Sample metrics: Hourly rate comparison for similar attorneys and staff ratio comparison to peer group.

Significance: Benchmarking legal spend, law department processes, and performance metrics with results from comparable companies by industry, matter type, geographical area, and other criteria can identify problem areas and patterns that are outside the norm.

Evaluate law firms

Sample metrics: Timekeeper rates, staffing ratios, and diversity.

Significance: These metrics enable law departments to measure the value that external law firms provide — as measured by factors such as cost, performance, efficiency, and responsiveness. For example, tracking timekeeper rates will reveal rate increases that are out of line with norms or violate rate caps and freezes. In addition, law firms are increasingly measuring the diversity of their external legal teams to ensure they reflect their firms’ commitment to diversity, equity, and inclusion.

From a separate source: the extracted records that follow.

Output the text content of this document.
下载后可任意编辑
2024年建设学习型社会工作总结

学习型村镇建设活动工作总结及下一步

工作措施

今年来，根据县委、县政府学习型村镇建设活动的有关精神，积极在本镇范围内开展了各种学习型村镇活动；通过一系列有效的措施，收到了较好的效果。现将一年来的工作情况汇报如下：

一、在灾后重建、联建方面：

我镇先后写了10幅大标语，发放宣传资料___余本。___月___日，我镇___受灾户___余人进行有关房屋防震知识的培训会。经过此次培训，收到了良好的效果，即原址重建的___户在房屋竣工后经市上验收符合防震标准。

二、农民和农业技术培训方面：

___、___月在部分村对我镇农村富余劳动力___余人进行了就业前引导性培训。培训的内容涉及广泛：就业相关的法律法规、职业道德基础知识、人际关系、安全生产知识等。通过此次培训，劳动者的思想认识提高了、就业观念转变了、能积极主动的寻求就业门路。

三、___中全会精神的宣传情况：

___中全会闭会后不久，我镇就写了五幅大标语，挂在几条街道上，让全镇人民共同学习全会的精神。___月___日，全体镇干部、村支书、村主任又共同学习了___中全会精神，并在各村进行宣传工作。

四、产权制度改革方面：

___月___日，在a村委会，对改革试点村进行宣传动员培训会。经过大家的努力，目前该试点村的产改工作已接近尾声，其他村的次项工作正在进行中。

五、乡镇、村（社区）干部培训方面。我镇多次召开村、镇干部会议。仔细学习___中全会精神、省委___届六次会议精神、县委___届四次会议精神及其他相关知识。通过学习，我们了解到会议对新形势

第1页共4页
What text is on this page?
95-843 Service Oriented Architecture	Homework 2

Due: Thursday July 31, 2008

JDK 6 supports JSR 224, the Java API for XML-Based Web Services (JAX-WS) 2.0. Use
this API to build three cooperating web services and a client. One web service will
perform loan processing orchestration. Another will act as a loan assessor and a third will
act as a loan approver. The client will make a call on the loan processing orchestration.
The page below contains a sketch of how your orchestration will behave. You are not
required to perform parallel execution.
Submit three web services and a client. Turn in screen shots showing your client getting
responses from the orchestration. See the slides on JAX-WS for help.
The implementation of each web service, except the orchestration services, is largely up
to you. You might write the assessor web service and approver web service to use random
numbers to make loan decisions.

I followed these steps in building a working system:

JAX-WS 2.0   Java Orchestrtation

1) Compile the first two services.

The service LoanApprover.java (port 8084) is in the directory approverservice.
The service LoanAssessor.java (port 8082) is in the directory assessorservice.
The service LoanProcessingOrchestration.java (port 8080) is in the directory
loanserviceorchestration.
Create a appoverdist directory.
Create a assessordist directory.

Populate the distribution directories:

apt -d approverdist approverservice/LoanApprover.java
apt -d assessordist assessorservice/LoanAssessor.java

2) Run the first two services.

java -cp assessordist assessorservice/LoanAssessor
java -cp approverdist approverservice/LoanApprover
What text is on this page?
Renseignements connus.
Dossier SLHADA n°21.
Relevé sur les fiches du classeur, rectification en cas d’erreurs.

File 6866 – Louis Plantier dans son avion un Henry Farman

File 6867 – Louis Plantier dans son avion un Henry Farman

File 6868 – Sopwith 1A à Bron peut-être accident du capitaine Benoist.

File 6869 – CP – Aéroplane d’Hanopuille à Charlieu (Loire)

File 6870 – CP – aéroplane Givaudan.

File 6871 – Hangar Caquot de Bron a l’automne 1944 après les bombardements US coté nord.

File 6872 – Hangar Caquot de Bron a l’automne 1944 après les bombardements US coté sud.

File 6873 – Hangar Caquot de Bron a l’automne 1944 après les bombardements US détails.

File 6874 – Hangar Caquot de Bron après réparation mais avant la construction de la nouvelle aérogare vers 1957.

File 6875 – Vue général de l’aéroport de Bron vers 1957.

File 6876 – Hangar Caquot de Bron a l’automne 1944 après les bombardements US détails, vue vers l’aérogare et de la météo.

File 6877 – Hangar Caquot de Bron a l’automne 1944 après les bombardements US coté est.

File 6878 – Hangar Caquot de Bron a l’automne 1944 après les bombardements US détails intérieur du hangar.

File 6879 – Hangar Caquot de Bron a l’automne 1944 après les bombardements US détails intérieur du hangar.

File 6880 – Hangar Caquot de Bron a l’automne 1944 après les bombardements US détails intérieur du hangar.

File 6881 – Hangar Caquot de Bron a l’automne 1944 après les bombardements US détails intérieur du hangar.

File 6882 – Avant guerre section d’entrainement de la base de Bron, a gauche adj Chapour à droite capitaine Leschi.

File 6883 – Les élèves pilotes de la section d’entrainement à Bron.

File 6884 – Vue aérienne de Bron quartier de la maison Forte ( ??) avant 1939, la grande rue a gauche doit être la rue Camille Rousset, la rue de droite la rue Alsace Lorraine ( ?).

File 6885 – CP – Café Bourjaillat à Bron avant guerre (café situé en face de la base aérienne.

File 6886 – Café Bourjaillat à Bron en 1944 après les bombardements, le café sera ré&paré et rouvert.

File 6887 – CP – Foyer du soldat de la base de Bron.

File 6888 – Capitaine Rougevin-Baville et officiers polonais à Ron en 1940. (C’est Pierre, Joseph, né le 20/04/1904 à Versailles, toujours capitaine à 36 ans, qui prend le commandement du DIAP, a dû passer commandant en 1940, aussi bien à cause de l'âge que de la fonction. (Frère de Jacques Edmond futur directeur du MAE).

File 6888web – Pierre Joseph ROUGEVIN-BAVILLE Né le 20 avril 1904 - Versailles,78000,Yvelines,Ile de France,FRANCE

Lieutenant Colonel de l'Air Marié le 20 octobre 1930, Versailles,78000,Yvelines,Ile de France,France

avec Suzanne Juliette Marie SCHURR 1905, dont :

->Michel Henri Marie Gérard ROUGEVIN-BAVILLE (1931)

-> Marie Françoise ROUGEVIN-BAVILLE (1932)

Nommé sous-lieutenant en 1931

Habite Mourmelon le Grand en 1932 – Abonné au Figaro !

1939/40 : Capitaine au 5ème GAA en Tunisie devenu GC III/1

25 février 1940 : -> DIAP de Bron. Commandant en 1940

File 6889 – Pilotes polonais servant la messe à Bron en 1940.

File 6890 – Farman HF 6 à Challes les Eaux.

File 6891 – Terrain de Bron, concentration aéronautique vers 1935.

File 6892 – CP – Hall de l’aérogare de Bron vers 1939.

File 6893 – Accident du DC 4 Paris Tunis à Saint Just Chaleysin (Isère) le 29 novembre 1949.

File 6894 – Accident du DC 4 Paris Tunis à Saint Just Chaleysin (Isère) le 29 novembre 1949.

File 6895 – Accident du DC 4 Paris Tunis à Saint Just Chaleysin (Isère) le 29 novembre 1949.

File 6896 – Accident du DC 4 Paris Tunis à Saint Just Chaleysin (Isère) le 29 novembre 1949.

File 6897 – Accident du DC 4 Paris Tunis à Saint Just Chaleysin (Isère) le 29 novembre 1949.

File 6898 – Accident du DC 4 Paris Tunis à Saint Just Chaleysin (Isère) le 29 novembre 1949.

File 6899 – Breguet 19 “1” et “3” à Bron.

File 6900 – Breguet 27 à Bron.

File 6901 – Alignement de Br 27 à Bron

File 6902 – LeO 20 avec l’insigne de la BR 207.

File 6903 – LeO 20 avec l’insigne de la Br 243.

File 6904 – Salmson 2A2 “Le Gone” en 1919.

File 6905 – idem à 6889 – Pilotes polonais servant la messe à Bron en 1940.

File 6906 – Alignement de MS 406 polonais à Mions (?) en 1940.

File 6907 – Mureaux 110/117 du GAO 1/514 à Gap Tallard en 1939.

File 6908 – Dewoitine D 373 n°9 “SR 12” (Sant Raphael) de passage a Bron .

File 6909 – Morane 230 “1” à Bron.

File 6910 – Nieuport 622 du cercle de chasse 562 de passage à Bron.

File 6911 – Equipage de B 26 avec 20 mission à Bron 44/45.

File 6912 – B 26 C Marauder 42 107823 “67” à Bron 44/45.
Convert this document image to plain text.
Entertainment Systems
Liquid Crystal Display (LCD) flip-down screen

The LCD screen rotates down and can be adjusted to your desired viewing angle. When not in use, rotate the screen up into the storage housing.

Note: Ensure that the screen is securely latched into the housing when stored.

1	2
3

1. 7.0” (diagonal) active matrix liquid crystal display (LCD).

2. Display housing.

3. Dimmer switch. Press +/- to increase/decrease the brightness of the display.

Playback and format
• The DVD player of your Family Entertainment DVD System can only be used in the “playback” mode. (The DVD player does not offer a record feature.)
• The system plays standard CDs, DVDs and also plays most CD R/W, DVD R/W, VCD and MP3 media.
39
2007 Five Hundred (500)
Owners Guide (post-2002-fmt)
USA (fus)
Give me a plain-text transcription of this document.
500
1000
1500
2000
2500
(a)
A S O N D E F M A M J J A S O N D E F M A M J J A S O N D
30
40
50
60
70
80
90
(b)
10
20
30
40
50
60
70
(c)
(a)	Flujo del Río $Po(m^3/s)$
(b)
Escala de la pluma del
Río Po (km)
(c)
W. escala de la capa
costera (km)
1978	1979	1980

“Evaluating counsel will allow you to build a repository of data on your external law firms so that when a new matter comes up, finding the best outside counsel to work with is as easy as reviewing that firm’s evaluation data and choosing one of their most highly rate lawyers,” the whitepaper says. “This can be achieved using a simple scorecard and will help highlight other important areas, such as customer satisfaction, turnaround time, responsiveness, and price.”

Conclusion

As COVID-19 continues to impact the work of corporate law departments and their relationships with outside counsel, operational metrics are the tip of the iceberg — a means to an end. The value emerges from detailed analysis; the ability to drill deeply into those metrics to identify trends and patterns, benchmark against industry best practices, and identify anomalies and outliers. These insights will point the way to improved efficiency, effectiveness, and outcomes.